Zagging across the hall into the Toronto Home of Audiophile Ltd (7221) I found Ofra and Eli Gershman hanging out listening to Louis Armstrong coming through their Gershman Acoustics Grande Avant Garde loudspeakers ($13,000 per pair). No major changes have been made to the speaker this year and it sounded as good as I remember from past shows. Consequently, the room was packed. There was a lot of gear on the racks here so it was difficult to figure out what was actually playing. What really caught my eye was the Clearaudio Innovation Basic turntable in black lacquer ($6995) equipped with a TT-5 tangential tonearm ($3799) equipped with a Clearaudio MC Essence MC cartridge ($1595). The table will even play 78's. I saw this table later on at the show and was told it is a mechanically driven tonearm. (I'll come back to it again, later, near the end of my report). Also noted here was the HRS record clamp. The amps were a pair of stereo First Watt SIT 2 ($6999 each) one black, one silver, putting out 10 Wpc, bi-amplifying the Grande Avant Garde speakers that are 88dB/W/m efficient with a benign impedance curve.

I also heard some classical orchestral music and the speakers did not seem to want for more power in this smallish room. An acapella male choir singing "Silent Night" in a church-like venue was very nicely recreated by this rig. Visitors at other times might have heard these speakers driven by much more powerful Pass Labs XA100.8 monoblocks ($28,450 per pair) that were also on display along with the Pass XP 30 preamp ($22,990). Seen but not heard were the PS Audio Perfect Wave Transport ($5399) and their P10 Power Plant ($6650) that undoubtedly made a significant contribution to the music here. The racks were Solid Tech three-shelved Hybrid ($4800 each) An Audio Note (UK) CDT Two CD transport ($9700) and DAC 3.1x/II Balanced Tube ($11,990) were also noted. David Cope, who devotedly promoted the Audio Note UK gear at the Toronto and Montreal shows for years has retired so it is nice to see at least parts of the Audio Note line represented here this year... and what better piece that their tube powered DAC?

I will miss his laid-back presentations and his friendship. It was hard to enjoy the music here due to a loud conversation at the back of the room. As I left I discovered the voice belonged to none other than the venerable Ernie Fisher of The Inner Ear Magazine fame. If I had had my whip with 280 strands of 24 gauge Ohno continuous cast Six9's copper, I would have given him the flogging he deserves. He's old enough to know better and I'm old enough to give it to him.

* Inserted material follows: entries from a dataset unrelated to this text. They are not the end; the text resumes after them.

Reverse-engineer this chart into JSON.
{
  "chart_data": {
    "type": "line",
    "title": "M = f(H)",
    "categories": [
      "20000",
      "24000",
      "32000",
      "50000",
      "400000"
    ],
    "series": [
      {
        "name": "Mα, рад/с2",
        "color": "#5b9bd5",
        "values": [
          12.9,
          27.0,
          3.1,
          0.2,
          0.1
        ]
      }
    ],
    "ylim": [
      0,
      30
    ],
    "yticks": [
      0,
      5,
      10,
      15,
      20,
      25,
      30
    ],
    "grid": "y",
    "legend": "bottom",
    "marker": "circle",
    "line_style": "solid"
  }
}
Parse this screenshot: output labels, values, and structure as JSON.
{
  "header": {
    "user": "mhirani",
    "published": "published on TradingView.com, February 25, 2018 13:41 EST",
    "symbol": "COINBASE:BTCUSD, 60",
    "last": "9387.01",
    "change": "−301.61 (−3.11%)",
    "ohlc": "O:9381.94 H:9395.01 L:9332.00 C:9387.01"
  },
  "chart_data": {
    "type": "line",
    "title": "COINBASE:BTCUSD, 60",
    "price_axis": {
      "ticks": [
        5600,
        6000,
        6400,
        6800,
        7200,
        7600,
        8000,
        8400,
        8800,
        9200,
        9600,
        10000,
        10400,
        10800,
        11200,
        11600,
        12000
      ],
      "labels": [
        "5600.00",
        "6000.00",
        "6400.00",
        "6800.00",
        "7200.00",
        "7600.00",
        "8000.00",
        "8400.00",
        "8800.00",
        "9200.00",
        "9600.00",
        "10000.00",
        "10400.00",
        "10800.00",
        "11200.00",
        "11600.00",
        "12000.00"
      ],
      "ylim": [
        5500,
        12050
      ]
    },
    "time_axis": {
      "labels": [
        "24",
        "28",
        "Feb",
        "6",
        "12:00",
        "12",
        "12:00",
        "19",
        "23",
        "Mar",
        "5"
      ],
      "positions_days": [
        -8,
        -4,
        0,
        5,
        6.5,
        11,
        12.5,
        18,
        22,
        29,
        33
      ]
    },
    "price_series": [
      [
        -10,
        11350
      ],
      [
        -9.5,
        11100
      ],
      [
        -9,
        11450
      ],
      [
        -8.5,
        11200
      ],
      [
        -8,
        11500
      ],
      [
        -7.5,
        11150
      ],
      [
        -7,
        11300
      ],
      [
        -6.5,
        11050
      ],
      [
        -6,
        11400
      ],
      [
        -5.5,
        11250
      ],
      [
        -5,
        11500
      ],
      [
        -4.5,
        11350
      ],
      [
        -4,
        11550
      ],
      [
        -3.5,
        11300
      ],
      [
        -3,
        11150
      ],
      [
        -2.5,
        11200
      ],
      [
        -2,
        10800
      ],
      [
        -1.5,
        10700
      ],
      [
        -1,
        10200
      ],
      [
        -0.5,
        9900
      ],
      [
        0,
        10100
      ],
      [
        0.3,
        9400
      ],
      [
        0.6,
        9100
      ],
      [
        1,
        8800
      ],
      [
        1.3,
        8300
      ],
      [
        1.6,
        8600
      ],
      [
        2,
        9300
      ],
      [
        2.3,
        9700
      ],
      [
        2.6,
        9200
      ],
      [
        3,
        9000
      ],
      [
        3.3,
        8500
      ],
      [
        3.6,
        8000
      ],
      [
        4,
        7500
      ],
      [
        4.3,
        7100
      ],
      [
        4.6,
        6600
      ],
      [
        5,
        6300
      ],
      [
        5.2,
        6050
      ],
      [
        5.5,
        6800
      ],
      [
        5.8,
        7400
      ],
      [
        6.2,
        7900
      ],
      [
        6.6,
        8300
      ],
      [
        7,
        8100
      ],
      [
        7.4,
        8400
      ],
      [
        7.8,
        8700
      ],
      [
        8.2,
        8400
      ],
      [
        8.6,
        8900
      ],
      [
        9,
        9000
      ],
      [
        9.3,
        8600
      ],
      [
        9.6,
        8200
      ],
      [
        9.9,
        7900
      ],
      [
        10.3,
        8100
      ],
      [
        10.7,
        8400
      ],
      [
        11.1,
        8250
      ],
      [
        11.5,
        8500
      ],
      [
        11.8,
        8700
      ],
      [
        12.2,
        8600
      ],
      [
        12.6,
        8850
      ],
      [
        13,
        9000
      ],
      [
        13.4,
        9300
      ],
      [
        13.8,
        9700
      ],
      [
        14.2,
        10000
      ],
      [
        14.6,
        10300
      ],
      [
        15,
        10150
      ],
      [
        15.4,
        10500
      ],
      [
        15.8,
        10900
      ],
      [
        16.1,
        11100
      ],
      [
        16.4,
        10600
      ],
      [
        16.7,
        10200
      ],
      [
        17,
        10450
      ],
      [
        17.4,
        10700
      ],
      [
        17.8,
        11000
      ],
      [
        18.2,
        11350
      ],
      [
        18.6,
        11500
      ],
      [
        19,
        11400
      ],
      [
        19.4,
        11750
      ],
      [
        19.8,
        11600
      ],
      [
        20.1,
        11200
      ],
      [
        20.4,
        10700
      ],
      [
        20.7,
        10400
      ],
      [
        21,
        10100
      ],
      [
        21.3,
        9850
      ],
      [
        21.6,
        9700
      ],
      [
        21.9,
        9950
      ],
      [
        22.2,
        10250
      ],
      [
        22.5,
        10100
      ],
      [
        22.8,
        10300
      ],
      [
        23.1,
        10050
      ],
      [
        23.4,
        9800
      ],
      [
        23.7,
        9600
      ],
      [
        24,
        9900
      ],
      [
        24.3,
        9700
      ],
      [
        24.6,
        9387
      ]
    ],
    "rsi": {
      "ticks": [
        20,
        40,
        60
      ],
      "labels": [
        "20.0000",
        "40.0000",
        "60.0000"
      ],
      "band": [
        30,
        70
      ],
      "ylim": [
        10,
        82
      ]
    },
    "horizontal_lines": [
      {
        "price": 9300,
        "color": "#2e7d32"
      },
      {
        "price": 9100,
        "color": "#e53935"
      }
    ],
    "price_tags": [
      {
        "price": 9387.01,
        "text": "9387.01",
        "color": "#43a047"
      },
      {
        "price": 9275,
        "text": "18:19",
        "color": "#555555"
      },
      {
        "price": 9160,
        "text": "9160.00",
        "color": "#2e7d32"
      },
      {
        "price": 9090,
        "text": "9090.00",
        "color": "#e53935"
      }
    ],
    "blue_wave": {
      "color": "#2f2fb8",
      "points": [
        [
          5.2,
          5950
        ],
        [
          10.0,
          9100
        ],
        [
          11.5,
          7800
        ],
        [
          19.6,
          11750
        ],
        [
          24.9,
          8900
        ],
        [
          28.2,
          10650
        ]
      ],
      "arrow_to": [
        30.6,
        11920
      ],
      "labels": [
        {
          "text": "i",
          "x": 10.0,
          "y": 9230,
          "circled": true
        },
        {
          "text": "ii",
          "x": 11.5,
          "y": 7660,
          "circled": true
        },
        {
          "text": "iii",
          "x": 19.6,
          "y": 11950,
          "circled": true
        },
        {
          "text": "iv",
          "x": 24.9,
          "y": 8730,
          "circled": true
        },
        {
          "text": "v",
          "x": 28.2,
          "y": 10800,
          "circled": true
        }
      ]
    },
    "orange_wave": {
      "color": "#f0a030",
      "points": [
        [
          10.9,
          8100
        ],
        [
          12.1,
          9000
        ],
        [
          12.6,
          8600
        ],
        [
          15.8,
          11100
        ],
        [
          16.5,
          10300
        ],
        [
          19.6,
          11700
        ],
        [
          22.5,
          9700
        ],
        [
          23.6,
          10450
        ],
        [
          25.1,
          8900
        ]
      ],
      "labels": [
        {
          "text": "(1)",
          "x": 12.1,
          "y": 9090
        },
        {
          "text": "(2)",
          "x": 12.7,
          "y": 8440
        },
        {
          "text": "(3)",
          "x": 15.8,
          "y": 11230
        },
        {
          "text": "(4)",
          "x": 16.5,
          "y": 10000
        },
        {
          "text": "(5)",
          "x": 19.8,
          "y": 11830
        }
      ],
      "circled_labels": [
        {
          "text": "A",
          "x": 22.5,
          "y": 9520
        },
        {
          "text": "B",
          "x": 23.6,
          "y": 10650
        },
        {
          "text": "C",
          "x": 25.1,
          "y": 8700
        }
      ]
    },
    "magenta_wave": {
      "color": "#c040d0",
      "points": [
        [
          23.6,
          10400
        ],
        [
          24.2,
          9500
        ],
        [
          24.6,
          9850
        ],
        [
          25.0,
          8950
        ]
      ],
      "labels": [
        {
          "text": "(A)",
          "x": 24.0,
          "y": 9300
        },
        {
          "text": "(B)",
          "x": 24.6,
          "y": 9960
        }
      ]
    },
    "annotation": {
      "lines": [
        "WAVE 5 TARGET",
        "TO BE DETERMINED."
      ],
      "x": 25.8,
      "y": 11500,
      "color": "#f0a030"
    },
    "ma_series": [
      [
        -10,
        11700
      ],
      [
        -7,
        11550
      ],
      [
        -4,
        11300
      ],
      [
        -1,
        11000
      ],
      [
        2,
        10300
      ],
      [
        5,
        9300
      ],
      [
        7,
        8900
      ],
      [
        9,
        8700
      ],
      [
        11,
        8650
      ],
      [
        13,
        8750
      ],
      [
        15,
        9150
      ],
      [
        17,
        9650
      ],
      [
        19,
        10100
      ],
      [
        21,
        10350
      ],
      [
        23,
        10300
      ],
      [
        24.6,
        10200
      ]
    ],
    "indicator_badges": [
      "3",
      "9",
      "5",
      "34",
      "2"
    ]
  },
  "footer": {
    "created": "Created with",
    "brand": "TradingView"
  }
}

Otherwise, it was great to see he is still vertical.




Moving down the hall to 7225 I encountered Atoll Electronique gear driving a Davis Acoustics MV One speaker. In the past I've had a hard time warming up to this French solid state manufacturer, but as time goes on the contemporary chassis seen here has become a signature silhouette in the audio world and the room was sounding quite decent with Davis MV One loudspeakers ($8900 CDN), also from France. With 93.5dB/W/m efficiency and an 8 Ohm minimum, this fine speaker could easily be driven by a tube amp. Seen here were the top-loading CD400 CD player and the IN400 integrated amp. I was told Davis makes drivers for Goldmund and mbl among others and this model with a front facing slot at floor level was doing justice to the transparency and dynamics of Hugh Masekela's "Stimela". Cabling in this rig was by Nordost, which undoubtedly helped, too. The simplicity of this system and the small round pedestal table upon which the Atoll gear was placed belied the quality of the presentation. I didn't peek under the electronics, but it might have concealed some of the SSC (String Suspension Company?) footers that were on display at a side table. They feature a variety of technologies in the different models and these looked to be reasonably priced, worthy of further investigation.